Making the Cleo pinafore or dungaree dress? This sewing pattern has become our new bestseller! While the dungaree clips may make it look fiddly, it's actually quick and easy to make - it's a great pattern for beginners, or more experienced stitchers looking for a speedy project. Today I thought I'd share some bonus tips for sewing Cleo...
Sewing the pockets on bulky fabric
If your fabric is fairly bulky - such as a heavy denim or corduroy - your presser foot might need a little help getting started topstitching the pockets to the dress.
Try making a "stitch starter". Position the pocket under the presser foot ready to start sewing it in place. Fold a scrap of fabric three or four layers thick, and wedge it under the back of your presser foot, just behind where you're going to start sewing the pocket.
This folded piece of fabric will raise the back of the presser foot level with (or just higher than) the front of the foot, meaning it won't get stuck trying to climb the hill of the thick pocket layers, and therefore won't start sewing loads of knots on the spot. Hooray!
Tying off topstitch thread
Using dedicated topstitch thread? As topstitch thread is thicker than regular thread, it can make clumpy knots when back tacked. Avoid back tacking when topstitching the front and back bodice seams - the stitching is unlikely to unravel as it will be crossed with another line of stitching later (when it's hemmed and when the facing is attached).
You do need to secure the topstitching on the pockets though, as this stitching isn't going to be crossed. Instead of back tacking, leave some loose threads at the start and end of the stitching. Turn the dress to the wrong side, and pull on the bobbin (underside) thread - it should pull a little loop of topstitch thread to the wrong side. Use a pin to pull this topstitch thread to the wrong side of the fabric, then you can tie the two threads in a tight double knot by hand.
Alternatively you can use regular thread for topstitching your dress - in which case, don't worry about this step!
Turning the straps
Once you've sewn the straps right sides together, you need to turn them right sides out before attaching them to the dress. There are various ways to do this - what I usually do is place the stitched short end against the end of a blunt knitting needle, chopstick or similar (definitely something blunt so you don't poke a hole in the strap - yes I've done that before, oops!), then smooth the strap right side out over it until you can pull the whole thing through to the right side.
If your fabric is very heavy, you may find this a bit hard to do. If it really doesn't seem to be moving, what you can do is unpick the stitching (or cut new straps if you've got some leftover fabric), and press the straps wrong sides together with the seam allowances pressed inside. Pin the layers in place, then topstitch the straps from the right side to hold everything in place.
Attaching no-sew jeans buttons
The no-sew jeans buttons that we use in our Cleo sewing kits are extremely easy to use - you can press both sides on with your fingers.

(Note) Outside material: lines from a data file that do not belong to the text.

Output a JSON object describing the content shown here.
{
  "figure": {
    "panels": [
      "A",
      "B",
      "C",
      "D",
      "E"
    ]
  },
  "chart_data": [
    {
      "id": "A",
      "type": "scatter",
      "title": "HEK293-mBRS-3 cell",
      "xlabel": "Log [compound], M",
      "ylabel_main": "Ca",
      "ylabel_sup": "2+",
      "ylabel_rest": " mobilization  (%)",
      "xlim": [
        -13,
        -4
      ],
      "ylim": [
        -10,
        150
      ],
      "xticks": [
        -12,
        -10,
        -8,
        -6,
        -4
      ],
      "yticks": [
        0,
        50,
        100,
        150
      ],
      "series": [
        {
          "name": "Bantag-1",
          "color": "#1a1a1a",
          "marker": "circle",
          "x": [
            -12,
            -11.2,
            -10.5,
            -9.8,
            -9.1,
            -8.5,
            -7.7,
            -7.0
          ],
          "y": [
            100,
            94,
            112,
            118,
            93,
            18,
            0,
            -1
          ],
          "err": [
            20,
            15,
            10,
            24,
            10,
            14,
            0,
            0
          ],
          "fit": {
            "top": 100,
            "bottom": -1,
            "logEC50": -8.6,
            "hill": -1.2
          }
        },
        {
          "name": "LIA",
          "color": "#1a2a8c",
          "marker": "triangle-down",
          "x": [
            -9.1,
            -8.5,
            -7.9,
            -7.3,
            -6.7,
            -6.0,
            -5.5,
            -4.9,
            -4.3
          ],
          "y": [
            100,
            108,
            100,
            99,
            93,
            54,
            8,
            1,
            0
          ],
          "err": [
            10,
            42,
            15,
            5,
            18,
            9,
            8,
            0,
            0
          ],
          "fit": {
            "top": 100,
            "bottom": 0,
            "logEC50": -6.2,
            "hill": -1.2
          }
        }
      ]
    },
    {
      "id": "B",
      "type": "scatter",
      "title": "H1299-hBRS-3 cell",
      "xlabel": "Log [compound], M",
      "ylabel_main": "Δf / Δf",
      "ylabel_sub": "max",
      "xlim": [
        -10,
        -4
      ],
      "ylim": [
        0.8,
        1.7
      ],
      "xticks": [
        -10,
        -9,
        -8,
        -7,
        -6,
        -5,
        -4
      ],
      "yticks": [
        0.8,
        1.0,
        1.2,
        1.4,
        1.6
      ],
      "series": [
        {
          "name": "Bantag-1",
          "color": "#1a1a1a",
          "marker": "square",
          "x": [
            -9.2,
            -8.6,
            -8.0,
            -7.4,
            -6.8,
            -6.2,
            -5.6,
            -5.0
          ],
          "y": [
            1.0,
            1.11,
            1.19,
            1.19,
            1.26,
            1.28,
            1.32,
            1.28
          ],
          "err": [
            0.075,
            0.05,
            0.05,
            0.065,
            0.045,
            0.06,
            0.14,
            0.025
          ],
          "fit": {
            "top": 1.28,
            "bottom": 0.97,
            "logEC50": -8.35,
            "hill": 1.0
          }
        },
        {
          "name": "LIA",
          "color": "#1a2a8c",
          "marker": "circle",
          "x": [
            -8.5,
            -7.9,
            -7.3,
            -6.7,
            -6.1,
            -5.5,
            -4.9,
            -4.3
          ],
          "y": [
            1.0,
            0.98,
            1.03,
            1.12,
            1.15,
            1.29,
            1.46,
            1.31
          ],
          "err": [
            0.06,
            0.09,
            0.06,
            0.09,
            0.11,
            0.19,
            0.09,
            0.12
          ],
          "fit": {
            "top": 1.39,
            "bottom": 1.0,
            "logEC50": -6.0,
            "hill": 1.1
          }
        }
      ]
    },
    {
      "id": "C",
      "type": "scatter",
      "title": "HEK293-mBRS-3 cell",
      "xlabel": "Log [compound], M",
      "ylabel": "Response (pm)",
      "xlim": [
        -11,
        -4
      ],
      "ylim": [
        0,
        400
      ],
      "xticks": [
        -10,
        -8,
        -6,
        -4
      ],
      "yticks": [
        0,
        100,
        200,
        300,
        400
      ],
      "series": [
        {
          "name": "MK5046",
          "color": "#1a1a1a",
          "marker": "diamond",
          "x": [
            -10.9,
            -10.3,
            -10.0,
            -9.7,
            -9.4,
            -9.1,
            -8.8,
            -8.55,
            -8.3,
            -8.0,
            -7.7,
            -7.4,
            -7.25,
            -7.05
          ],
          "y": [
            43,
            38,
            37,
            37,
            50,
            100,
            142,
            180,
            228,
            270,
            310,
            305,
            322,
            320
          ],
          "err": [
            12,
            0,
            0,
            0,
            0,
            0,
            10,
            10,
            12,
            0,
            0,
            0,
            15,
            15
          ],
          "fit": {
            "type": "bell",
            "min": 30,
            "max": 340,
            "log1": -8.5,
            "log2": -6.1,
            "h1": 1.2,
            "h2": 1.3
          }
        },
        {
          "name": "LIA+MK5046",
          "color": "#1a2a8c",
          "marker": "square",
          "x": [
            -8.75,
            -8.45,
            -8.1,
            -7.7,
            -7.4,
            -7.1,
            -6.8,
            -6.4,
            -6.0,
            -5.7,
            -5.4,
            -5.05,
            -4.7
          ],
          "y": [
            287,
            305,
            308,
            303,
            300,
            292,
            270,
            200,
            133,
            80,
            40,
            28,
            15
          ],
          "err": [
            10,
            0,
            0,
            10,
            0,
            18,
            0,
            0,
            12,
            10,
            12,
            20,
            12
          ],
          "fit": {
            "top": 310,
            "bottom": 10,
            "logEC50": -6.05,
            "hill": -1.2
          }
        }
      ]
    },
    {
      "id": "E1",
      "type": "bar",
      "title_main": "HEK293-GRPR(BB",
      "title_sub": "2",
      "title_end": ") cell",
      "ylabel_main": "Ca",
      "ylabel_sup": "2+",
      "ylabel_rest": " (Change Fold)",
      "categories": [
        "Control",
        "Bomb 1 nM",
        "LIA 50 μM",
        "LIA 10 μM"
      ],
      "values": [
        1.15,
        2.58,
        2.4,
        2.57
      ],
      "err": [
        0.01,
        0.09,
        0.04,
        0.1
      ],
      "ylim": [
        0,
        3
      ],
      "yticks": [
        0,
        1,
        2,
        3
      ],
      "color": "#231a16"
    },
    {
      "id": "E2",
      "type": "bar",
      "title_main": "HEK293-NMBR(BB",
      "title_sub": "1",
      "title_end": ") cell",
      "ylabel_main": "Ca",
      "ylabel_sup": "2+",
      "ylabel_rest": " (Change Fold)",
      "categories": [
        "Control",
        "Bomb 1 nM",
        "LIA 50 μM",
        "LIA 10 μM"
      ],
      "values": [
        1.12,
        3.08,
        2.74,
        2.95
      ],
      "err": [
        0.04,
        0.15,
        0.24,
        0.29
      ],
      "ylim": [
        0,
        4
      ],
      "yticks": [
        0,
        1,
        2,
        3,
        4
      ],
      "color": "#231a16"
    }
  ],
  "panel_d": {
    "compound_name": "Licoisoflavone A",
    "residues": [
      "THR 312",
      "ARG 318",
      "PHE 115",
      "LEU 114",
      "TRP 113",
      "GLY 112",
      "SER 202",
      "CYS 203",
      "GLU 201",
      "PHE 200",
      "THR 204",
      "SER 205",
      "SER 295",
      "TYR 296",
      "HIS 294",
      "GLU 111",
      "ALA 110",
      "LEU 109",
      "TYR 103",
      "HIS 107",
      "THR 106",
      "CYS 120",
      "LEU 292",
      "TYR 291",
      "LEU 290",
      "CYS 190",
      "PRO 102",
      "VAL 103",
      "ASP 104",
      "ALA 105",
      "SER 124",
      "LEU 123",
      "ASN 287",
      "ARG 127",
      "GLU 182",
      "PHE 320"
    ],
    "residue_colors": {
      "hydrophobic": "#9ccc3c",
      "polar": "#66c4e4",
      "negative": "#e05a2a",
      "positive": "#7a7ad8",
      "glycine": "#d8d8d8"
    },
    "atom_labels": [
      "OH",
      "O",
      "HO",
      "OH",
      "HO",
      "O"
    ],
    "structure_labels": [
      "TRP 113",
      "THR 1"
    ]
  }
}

Yes! (We're currently putting together more kits in lovely colours, so sign up to our email list or keep an eye on our shop if you want one.)
If you've got your no-sew buttons from somewhere else, take a look at the manufacturer's instructions for how to attach them. If the nail part won't go through the fabric on its own, pierce a hole in the fabric first using something sharp, such as a tailor's awl or the end of some sharp embroidery or nail scissors.
If the button side won't clip on securely with just your fingers, you can hammer it in place. Place the button face down on top of something like a chopping board or heavy book so you won't damage the table, and position the dress on top of it, with the nail part pierced through from the back of the dress. Give the nail a light whack with the hammer, check it's still in the right place, then hammer it until it feels securely attached to the button.
Adding buttons
If you're making the pinafore version with buttons and buttonholes, you may want to create a "thread shank" if your fabric is fairly thick. This will create some space underneath the button for the bodice to sit when it's buttoned up, without straining the thread.
Start hand sewing the button on with just one loop to start with - before you pull the thread tight, stick a large match stick or similar through the loop between the button and strap. Pull the thread tight - the match stick leaving some extra space under the button - and continue sewing.
Once you're ready to knot the threads, remove the stick, and wrap the thread around the underside of the button a few times, around the extra thread, to create the thread shank. Knot the threads as normal.